Terugkomend op het gesprek dat gepland werd door de
klachtencommissie om het geheel te doen sussen en weer een bodem voor een
vruchtbaar vertrouwen te creëren; evenals het eerste gesprek met u, was ook dit
gesprek een aanfluiting. Hoe kon u, zonder dat u bij de onderzoeken aanwezig
was, de diagnose die een externe collega stelde, in twijfel trekken? Hoe kon u dit
een ‘toevalstreffer’ noemen? Hoe kon het toch dat u bij hoog en laag bleef beweren
dat mijn klachten niet van toepassing waren bij de diagnose Brugada Syndroom? Het
was uw woord tegen het mijne. Het bleef uw woord tegen het mijne.
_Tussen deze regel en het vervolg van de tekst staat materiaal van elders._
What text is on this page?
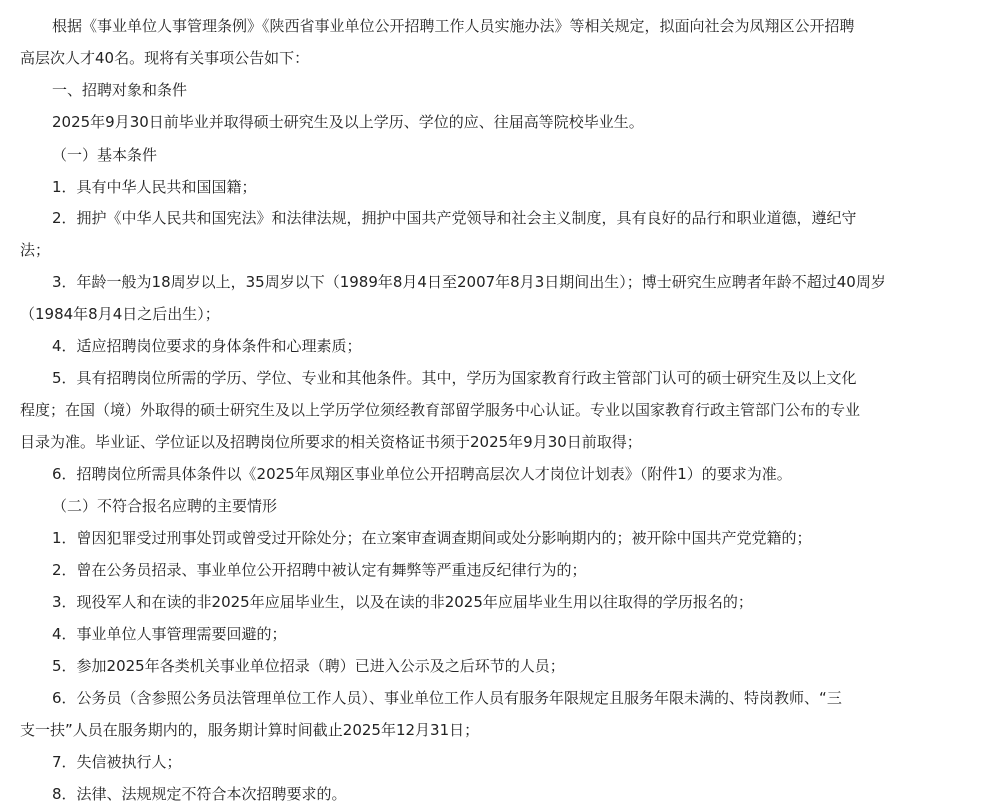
根据《事业单位人事管理条例》《陕西省事业单位公开招聘工作人员实施办法》等相关规定，拟面向社会为凤翔区公开招聘
高层次人才40名。现将有关事项公告如下：
一、招聘对象和条件
2025年9月30日前毕业并取得硕士研究生及以上学历、学位的应、往届高等院校毕业生。
（一）基本条件
1．具有中华人民共和国国籍；
2．拥护《中华人民共和国宪法》和法律法规，拥护中国共产党领导和社会主义制度，具有良好的品行和职业道德，遵纪守
法；
3．年龄一般为18周岁以上，35周岁以下（1989年8月4日至2007年8月3日期间出生）；博士研究生应聘者年龄不超过40周岁
（1984年8月4日之后出生）；
4．适应招聘岗位要求的身体条件和心理素质；
5．具有招聘岗位所需的学历、学位、专业和其他条件。其中，学历为国家教育行政主管部门认可的硕士研究生及以上文化
程度；在国（境）外取得的硕士研究生及以上学历学位须经教育部留学服务中心认证。专业以国家教育行政主管部门公布的专业
目录为准。毕业证、学位证以及招聘岗位所要求的相关资格证书须于2025年9月30日前取得；
6．招聘岗位所需具体条件以《2025年凤翔区事业单位公开招聘高层次人才岗位计划表》（附件1）的要求为准。
（二）不符合报名应聘的主要情形
1．曾因犯罪受过刑事处罚或曾受过开除处分；在立案审查调查期间或处分影响期内的；被开除中国共产党党籍的；
2．曾在公务员招录、事业单位公开招聘中被认定有舞弊等严重违反纪律行为的；
3．现役军人和在读的非2025年应届毕业生，以及在读的非2025年应届毕业生用以往取得的学历报名的；
4．事业单位人事管理需要回避的；
5．参加2025年各类机关事业单位招录（聘）已进入公示及之后环节的人员；
6．公务员（含参照公务员法管理单位工作人员）、事业单位工作人员有服务年限规定且服务年限未满的、特岗教师、“三
支一扶”人员在服务期内的，服务期计算时间截止2025年12月31日；
7．失信被执行人；
8．法律、法规规定不符合本次招聘要求的。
In een poging om mijn pijn en verontwaardiging onder woorden
te brengen, lachte u schamper. U lachte om mijn vertwijfeling. Hoe kon het dat
u in uw ziekenhuis, in dezelfde week dat ik mijn ICD kreeg vanwege de ernstige
versie van het Brugada Syndroom, u koketteerde met de ablatietechniek speciaal
voor mensen met Brugada Syndroom? Ik vroeg u hoe het kon dat u wel de
aandoening kon behandelen, maar deze niet kon herkennen als deze onder u neus
werd geschoven. U gaf geen antwoord en ontkende weer dat er in mijn geval
sprake kon zijn van Brugada Syndroom. Als laatste vroeg u wat u voor mij kon
doen, ik heb u gevraagd om excuses te maken. U deed dat, schoorvoetend. Niet
oprecht. Niet vanuit empathie, maar vanuit plichtsbesef en mogelijk ook ter
voorkoming van een officiële klacht.
Inmiddels rollen er weer tranen over mijn wangen. Er zit een
knoop in mijn maag. Ik voel me nog steeds rot. Nog dikwijls vraag ik mij af of
ik een officiële klacht had moeten indienen. Na het laatste gesprek had ik er
genoeg van. De wond van mijn ICD was net geheeld en nog geen maand later volgde
een ablatie vanwege de vele hartritmestoornissen die mij plaagden. Ik had er
vier jaren geleden niet de puf voor.
Ik weet niet of u op de hoogte bent van het feit dat ik in
mijn medisch dossier heb laten noteren dat ik onder geen beding door u
behandelt wil worden in de toekomst. Het wrange hiervan is dat bij iedere
medische controle op welk vlak dan ook, deze pop-up in beeld komt. Ik heb
mijzelf hierdoor veroordeelt tot een ‘lastige’ patiënt. Een patiënt die bekend
staat om ‘moeilijkdoenerij’. Iedere keer als ik in uw ziekenhuis ben moet ik
verklaren waarom ik niet onder behandeling ben van een cardioloog in uw
ziekenhuis. Telkens moet ík uitleggen wat er is gebeurd, omdat ú mij destijds
niet serieus heeft genomen.
Dit is een open brief. Ik ga uw naam niet noemen. Ik ga uw
ziekenhuis niet noemen. Wanneer u deze
brief leest, zult u zich aangesproken voelen. Ik kan mij niet voorstellen dat u
mij niet meer herinnert. Mocht u zich mij niet herinneren, dan zou u ik u
willen vragen om eens goed na te denken over wat het werken met mensen
eigenlijk inhoudt en of dit, het zijn van arts, voor u een geschikte baan is.
Ik hoop namelijk van harte dat ik die ene patiënt ben geweest in uw carrière
tot nu toe, die zich emotioneel beschadigd voelt door uw toedoen en dat er geen
anderen meer zullen volgen.
Ik mag mij op dit moment gelukkig prijzen met een
behandelend cardioloog die wel naar mij luistert en mij wel hoort. Een arts die
mij ruggensteun geeft en geen enkele twijfel uit over de door mij omschreven
klachten. Een cardioloog die zich, volgens mij, ontzettend goed beseft dat een
collega steken heeft laten vallen op sociaal emotioneel vlak. U zou nog eens
wat van deze man kunnen leren en dat schrijf ik u niet om een veeg uit de pan
te geven, maar omdat ik u deze vaardigheid oprecht gun. Of beter; uw patiënten
gun.
Mijn hart is gelucht. Ik hoop dat de pijn gaat helen en dat
het vertrouwen in uw collega’s weer mag groeien. Ik doe mijn best en ik hoop
van harte dat u ook uw stinkende best doet.